Before starting Taxotere treatment, patients should discuss its effects on fertility and their ability to conceive after treatment. Also, vaccinations should not be taken during treatment, as they can cause patients to be immune-compromised.


Gemcitabine, one of the newer chemotherapy agents that have come on-line in recent years, is most commonly used to treat cancers of the lung and pancreas as well as mesothelioma. Gemcitabine prevents cancer cells from making DNA and RNA by interfering with the synthesis of nucleic acids, which stops or slows cell growth.

Marketed under the brand name Gemzar among others, Gemcitabine belongs to a group of medicines called antimetabolites. Most often used in combination with one or more other chemotherapy agents such as Cisplatin, it is given intravenously. Recent studies also show promising results from combining Gemcitabine with inhibitors of vascular endothelial growth factor (VEGF), increased levels of which are associated with mesothelioma.

Gemcitabine is only one of many newer chemotherapy agents that are being used to treat mesothelioma, and chemotherapy is only one of several mesothelioma treatments that your doctor may choose depending on the patient’s individual circumstances. Figuring out which options are best can be both confusing and stressful for the patient.
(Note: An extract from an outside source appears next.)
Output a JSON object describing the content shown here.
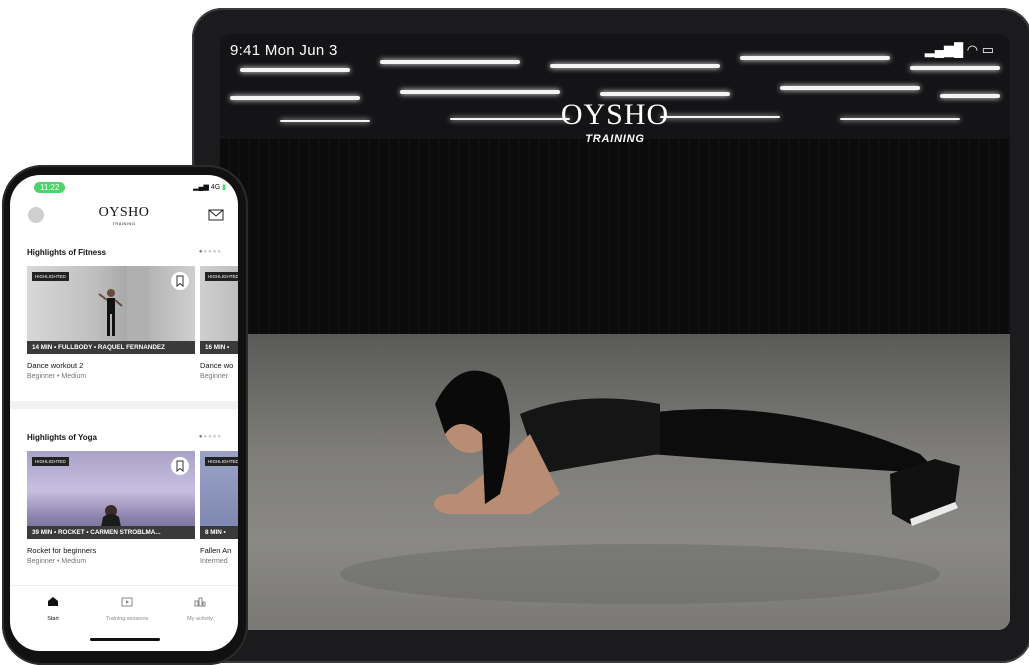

Because Gemcitabine sometimes also affects normal cells, it can cause side effects. These may include nausea, vomiting, damage to kidneys, fatigue, reduced production of red and white blood cells with a consequent increase in the risk of infections and internal bleeding, loss of appetite, changes in liver and kidney function, swelling, rashes, flu-like illness, diarrhea and hair thinning.

Kidney and liver changes are usually undetected by the patient but are closely watched by doctors during treatment. Medications are prescribed if rashes and diarrhea develop, and hair will grow back once the treatment is over.

Before starting Gemcitabine treatment, patients should discuss its effects on fertility and their ability to conceive after treatment; the drug may cause birth defects, so women should be careful to avoid getting pregnant when taking the medication. Also, vaccinations should not be taken during treatment, as they can compromise patients’ immune systems.